Н.Н. Страхов проносит через всю свою жизнь и четко объясняет шумящей вокруг «позднего» Толстого 1890-х годов толпе идею цельного и целостного Толстого, встав на борьбу с идеей его «раздвоения»: «…начала, которые он теперь проповедует, бессознательно жили в нем всегда и составляли душу всего, что он тогда писал. <…> Из эстетика он обратился в нравственного проповедника, но содержание его нравственных образов и его практических наставлений осталось, в сущности, одно и то же»[207]

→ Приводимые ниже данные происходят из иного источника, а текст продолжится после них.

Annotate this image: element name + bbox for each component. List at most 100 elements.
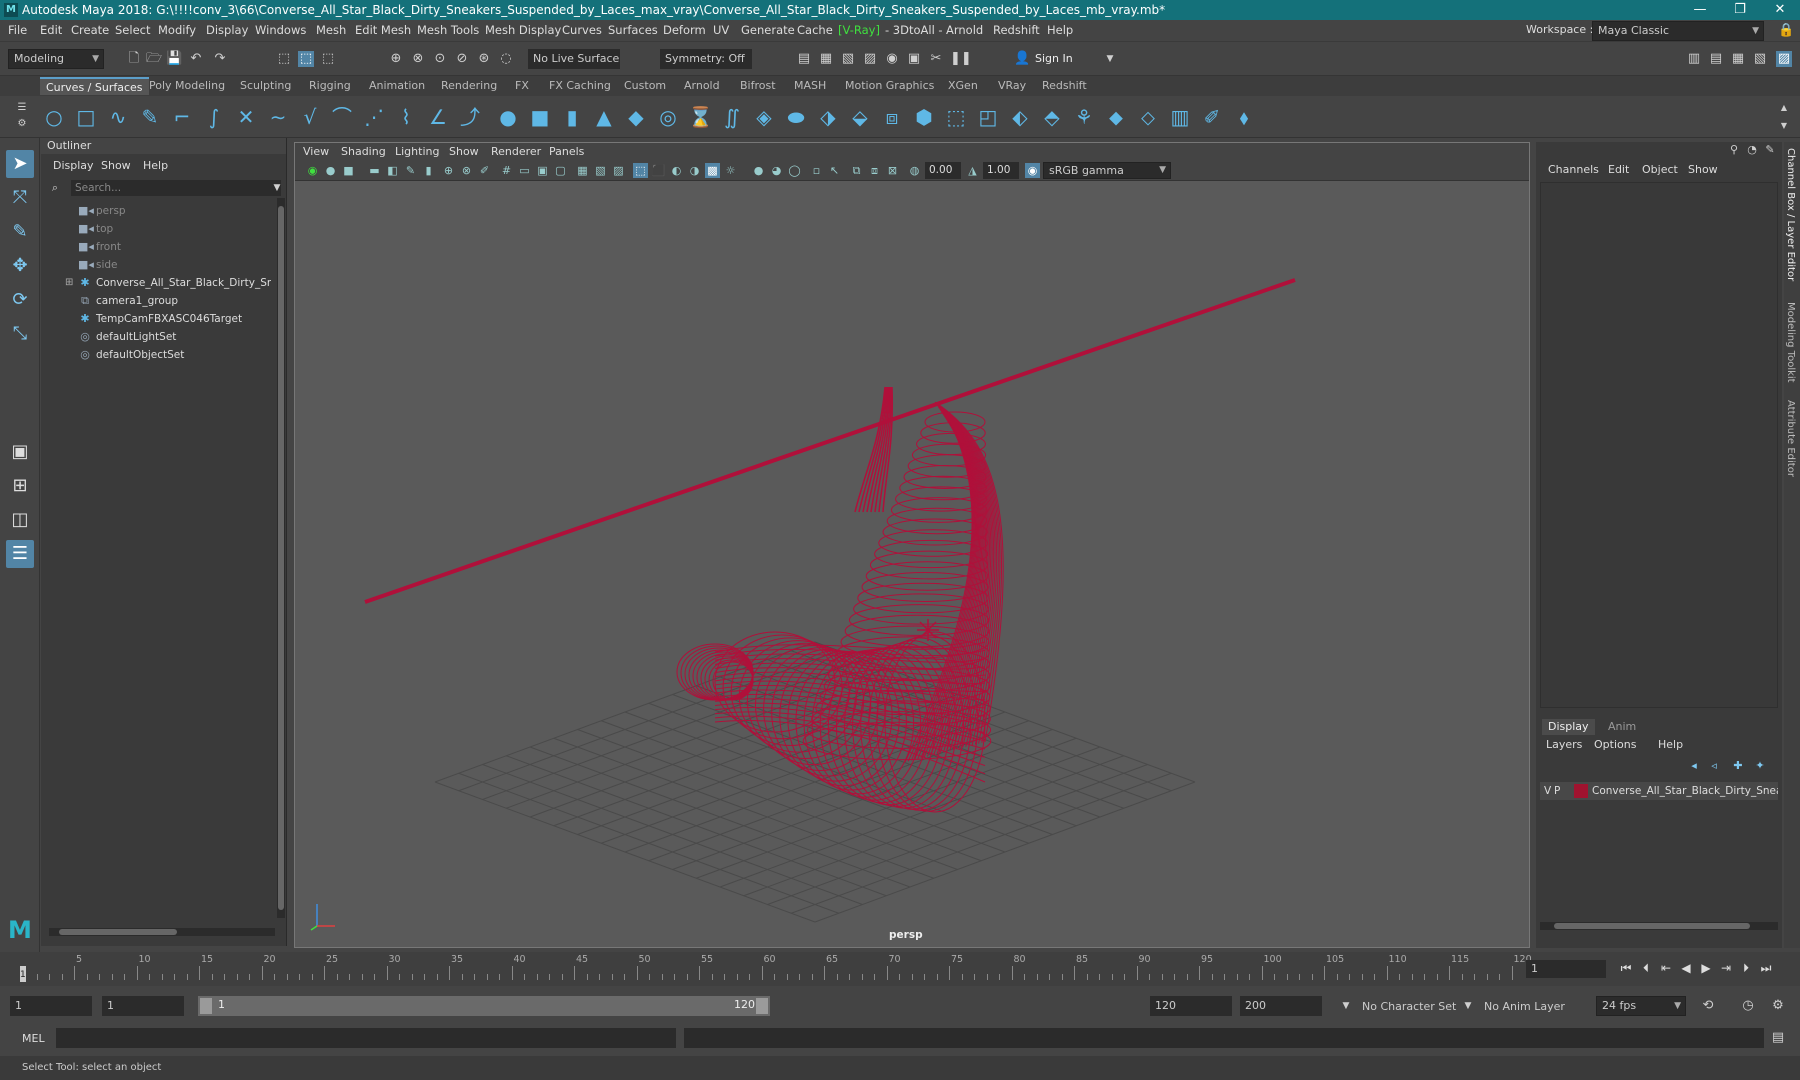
outliner-item[interactable]: ⧉ camera1_group: [41, 292, 271, 310]
select-camera-icon[interactable]: ◉: [305, 163, 320, 178]
attach-surfaces-icon[interactable]: ⚘: [1072, 105, 1096, 129]
attribute-editor-icon[interactable]: ◔: [1744, 142, 1760, 158]
step-forward-key-icon[interactable]: ⇥: [1718, 960, 1734, 976]
side-tab-channel-box[interactable]: Channel Box / Layer Editor: [1785, 148, 1796, 281]
anti-aliasing-icon[interactable]: ◕: [769, 163, 784, 178]
go-to-end-icon[interactable]: ⏭: [1758, 960, 1774, 976]
scale-tool-icon[interactable]: ⤡: [6, 320, 34, 348]
shelf-tab-motion-graphics[interactable]: Motion Graphics: [845, 79, 934, 92]
shelf-scroll-down-icon[interactable]: ▼: [1776, 118, 1792, 134]
menu-deform[interactable]: Deform: [663, 23, 706, 37]
pencil-curve-icon[interactable]: ✎: [138, 105, 162, 129]
save-scene-icon[interactable]: 💾: [166, 51, 182, 67]
playback-start-field[interactable]: 1: [102, 996, 184, 1016]
field-chart-icon[interactable]: ✐: [477, 163, 492, 178]
shelf-tab-sculpting[interactable]: Sculpting: [240, 79, 291, 92]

.Его представление о целостном Толстом совпадает с его собственной философской позицией рассмотрения совершенства как высшей точки саморазвития человека, которое «основано на уверенности, что мы можем достигнуть настоящего, зрелого
понимания вещей»[208]. Этого понимания Толстой достигал в каждом своем произведении, воплощая в нем полноту собственного совершенства и целостности. При этом Толстой очень точно заметил, что страховская идея совершенствования – хороша, но ограниченна. Нельзя забывать о том, что человек – не система, он живет и умирает, и смерть – также важна и ценна, как и жизнь и саморазвитие. И здесь гораздо важнее понять, что спасение человека – не умственное (духовное), но, прежде всего, нравственное и религиозное совершенствование, которое Н.Н. Страхов как-то обошел стороной в своем мировоззрении.Важным составляющим письма от 30 ноября 1875 года является намек Толстого о работе над «философским сочинением»; он даже высылает небольшой фрагмент, который затем почти пять лет ждал под спудом напряженной повседневной и внутренней работы завершения жизнью,
развернувшей писателя к другому горизонту. Этим отрывком, который тогда задумывался как сочинение и о котором Толстой писал в спокойных, отвлеченных словах, оказался фрагмент будущей «Исповеди»: «Если я не знаю чего-нибудь, то мне кажется, что узнай я это неизвестное знание, это не будет для меня занимательно – не откроет мне ничего нового – нового из того, что я хочу знать. Из внешних явлений мира я ничего не желаю. Если бы пришла волшебница и спросила у меня, чего я хочу, я бы не мог выразить ни одного желания» (Переписка, 1, п. 102, 236). «Если я желал чего, то я вперед знал, что удовлетворю или не удовлетворю мое желание, из этого ничего не выйдет. Если бы пришла волшебница и предложила мне исполнить мои желания, я бы не знал, что сказать…» (Толстой, 23, 11–12).В письме формулируется и конечная задача этого сочинения: «Рассказать о том, каким образом из состояния безнадежности и отчаяния я перешел к уяснению для себя смысла жизни, проникающего как пройденную мною часть и источник ее, так и остальную часть и конец ее, – составляет цель и задачи того, что я пишу» (Переписка, 1, п. 102, 237). Но ведь явные признаки безнадежности и отчаяния,
а также найденный рецепт смысла жизни проявятся в реальной жизни Толстого лишь спустя несколько лет. Что же это: предчувствие реальной жизненной перемены в художественном тексте или художественное сочинение своей жизни, в последующем перешедшее в саму жизнь художника. Слово «сочинение» указывает на умственный характер будущей «Исповеди», но реализация этой задачи оказалась напрямую связанной с интимными переживаниями и трансформациями сознания его автора на протяжении нескольких переходных лет жизни. В «Анне Карениной» также явны признаки душевного кризиса, истоки которого лежат в мучительном поиске Бога и бесконечных религиозных сомнениях.Понятие жизни-добра
плавно и логически стройно соединяется у Толстого с образом Бога Живого, идеей евангельской любви-всепрощения, которой он придает свой субъективный оттенок понимания. Новая религиозная концепция в своем черновом варианте заложена им в эпистолярных диалогах со Страховым. «Бог – живой – любовь есть необходимый вывод разума и вместе с тем бессмыслица, противная разуму» (Переписка, 1, п. 113, 262).Так постепенно зрела мысль, четко оформленная в «Исповеди» в форме антиномизма рационального и веровательного (иррационального) постижения жизни. «Так что, кроме разумного знания, которое мне прежде представлялось единственным, я был неизбежно приведен к признанию того, что у всего живущего человечества есть еще какое-то другое знание, неразумное – вера, дающая возможность жить.<…> Вера есть сила жизни… искание бога было не рассуждение, но чувство, потому что это искание вытекало не из моего хода мыслей, – оно было даже прямо противоположно им, – но оно вытекало из сердца. Это было чувство страха, сиротливости, одиночества
(курсив – С.К.) среди всего чужого и надежды на чью-то помощь» (Толстой, 23, 27–28).